Alex Bregman is an interesting case study. For a two-year stretch, he was arguably the best hitter in the game. Every other year of his career, he’s been a borderline All-Star talent.
He’s a slower starter, posting a .766 OPS for his career in March/April and at least an .835 OPS every other month. But this year has been a wildly slow start even for Bregman’s standards.
He’s hitting .240 with a below-average .719 OPS and 99 OPS+. Both of those numbers have come up in the last couple of weeks with a .333 average and .868 OPS in his last 12 games.

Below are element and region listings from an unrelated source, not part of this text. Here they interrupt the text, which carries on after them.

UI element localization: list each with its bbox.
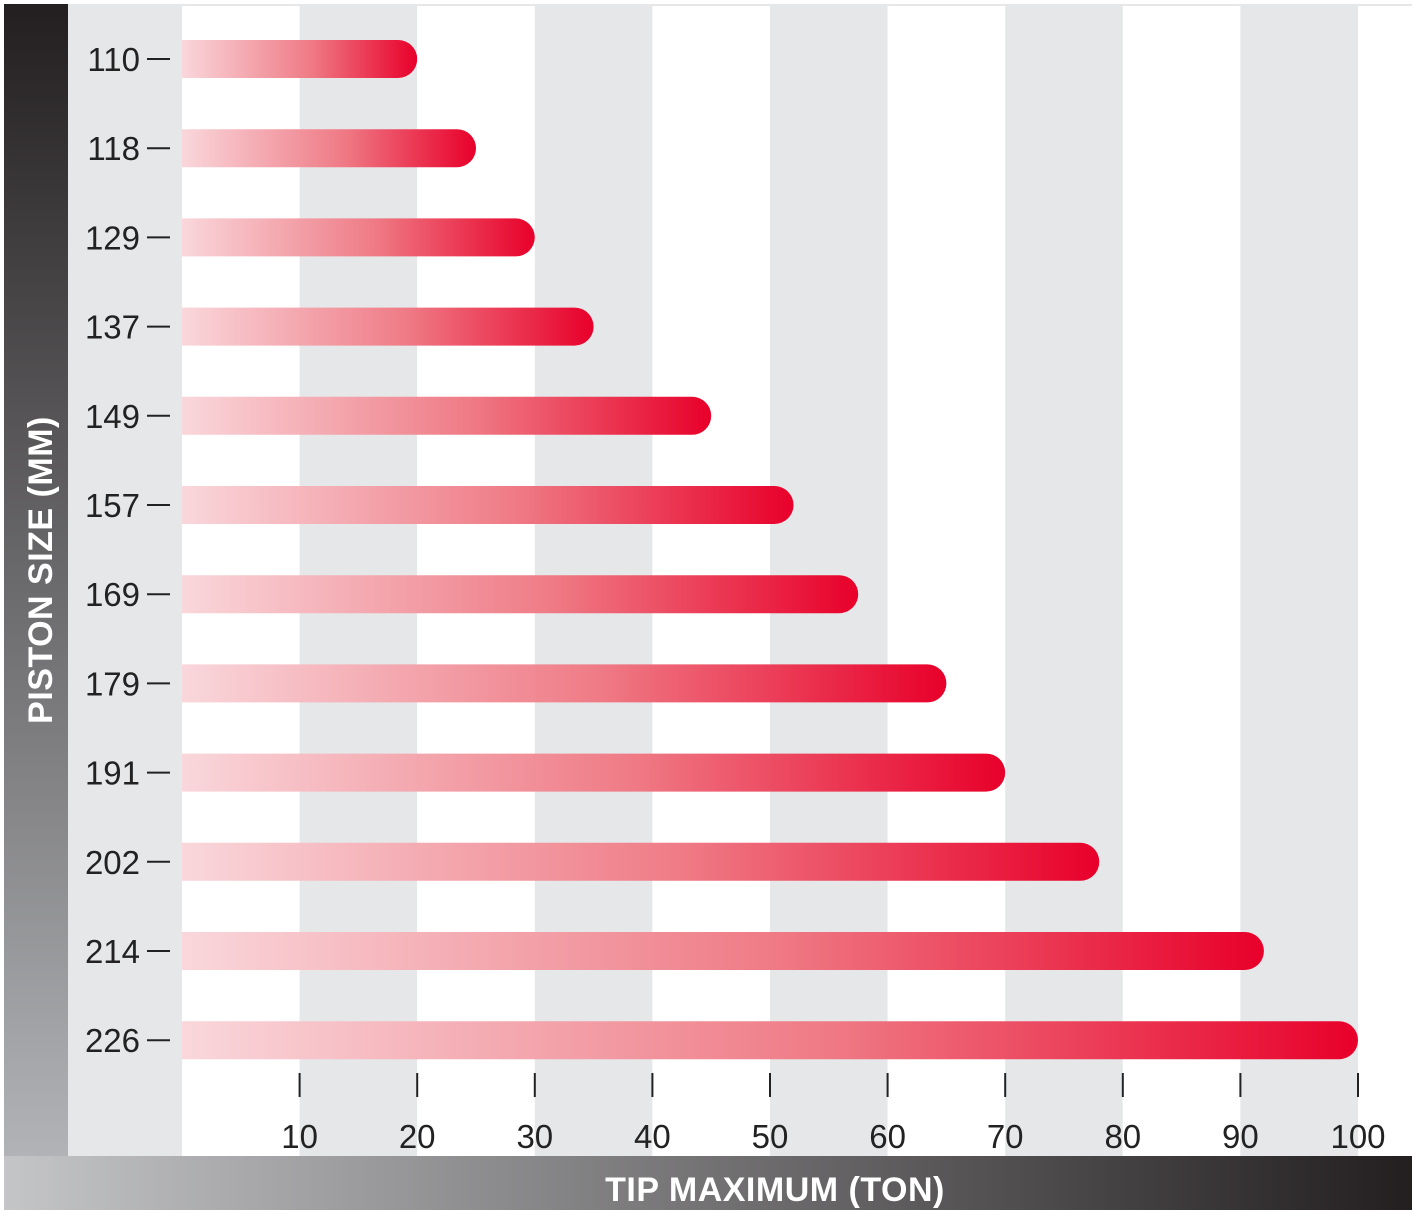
x-axis-label-panel <box>4 1156 1412 1210</box>
x-tick-label: 80 <box>1104 1118 1141 1155</box>
bar-226 <box>182 1021 1358 1060</box>
y-tick-label: 169 <box>85 576 140 613</box>
band-left <box>68 5 182 1156</box>
bar-149 <box>182 396 712 435</box>
y-tick-label: 129 <box>85 219 140 256</box>
x-tick-label: 60 <box>869 1118 906 1155</box>
y-tick-label: 191 <box>85 755 140 792</box>
x-axis-label: TIP MAXIMUM (TON) <box>605 1171 945 1209</box>
grid-band <box>1005 5 1123 1156</box>
bar-157 <box>182 486 794 524</box>
grid-band <box>1122 5 1241 1156</box>
x-tick-label: 50 <box>752 1118 789 1155</box>
bar-118 <box>182 129 476 168</box>
x-tick-label: 30 <box>516 1118 553 1155</box>
x-tick-label: 70 <box>987 1118 1024 1155</box>
y-tick-label: 157 <box>85 487 140 524</box>
bar-110 <box>182 40 418 78</box>
y-axis-label: PISTON SIZE (MM) <box>22 416 60 724</box>
x-tick-label: 10 <box>281 1118 318 1155</box>
bar-169 <box>182 575 859 614</box>
y-tick-label: 149 <box>85 398 140 435</box>
y-ticks: 110 118 129 137 149 157 169 179 191 202 214 226 <box>85 41 170 1059</box>
y-tick-label: 110 <box>87 41 140 78</box>
y-tick-label: 202 <box>85 844 140 881</box>
bar-129 <box>182 218 535 257</box>
y-tick-label: 137 <box>85 309 140 346</box>
bar-214 <box>182 932 1264 970</box>
x-tick-label: 90 <box>1222 1118 1259 1155</box>
grid-band <box>1240 5 1358 1156</box>
y-tick-label: 214 <box>85 933 140 970</box>
x-tick-label: 40 <box>634 1118 671 1155</box>
x-tick-label: 20 <box>399 1118 436 1155</box>
x-tick-label: 100 <box>1330 1118 1385 1155</box>
y-tick-label: 226 <box>85 1022 140 1059</box>
bars <box>182 40 1358 1060</box>
bar-191 <box>182 753 1006 792</box>
bar-202 <box>182 842 1100 881</box>
x-ticks: 10 20 30 40 50 60 70 80 90 100 <box>281 1073 1386 1155</box>
bar-137 <box>182 307 594 346</box>
bar-179 <box>182 664 947 703</box>
y-axis-label-panel <box>4 4 68 1156</box>
y-tick-label: 179 <box>85 665 140 702</box>
y-tick-label: 118 <box>87 130 140 167</box>
grid-band <box>887 5 1006 1156</box>
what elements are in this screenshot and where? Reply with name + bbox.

While it’s safe to anticipate Bregman has a big second-half as he usually does, is there a way to jumpstart his production this year?
Dusty Baker may have already found it. Baker has toyed with his line throughout the season, but the recent iteration he’s found seems to be the best solution. Jeremy Peña is back doing damage in the two-hole and Alex Bregman is back to giving opposing pitchers fits while batting cleanup.
Bregman has hit this season in exclusively the second and fourth spots. As a two-hitter, Bregman is hitting .231 with a .699 OPS. When batting cleanup, Bregman is hitting .282 with an .804 OPS. His slugging jumps from .361 to .487 in the-four hole.
Teams are forced to pitch to Bregman when he’s sandwiched between Alvarez and Tucker. When Abreu was batting cleanup, teams could nibble around Bregman and Alvarez. Bregman took his walks, but rarely did damage.
These averages are in line with his career splits. For his career, Bregman is a .318 hitter with a .990 OPS. Some of those numbers came in his MVP-caliber 2019 season, but just last year Bregman hit .293 with an .896 OPS hitting cleanup compared to a .226 average and .738 OPS anywhere else in the lineup.
In order to get the best version of Alex Bregman, and as a byproduct the best version of the Astros, Alex Bregman needs to be the cleanup hitter.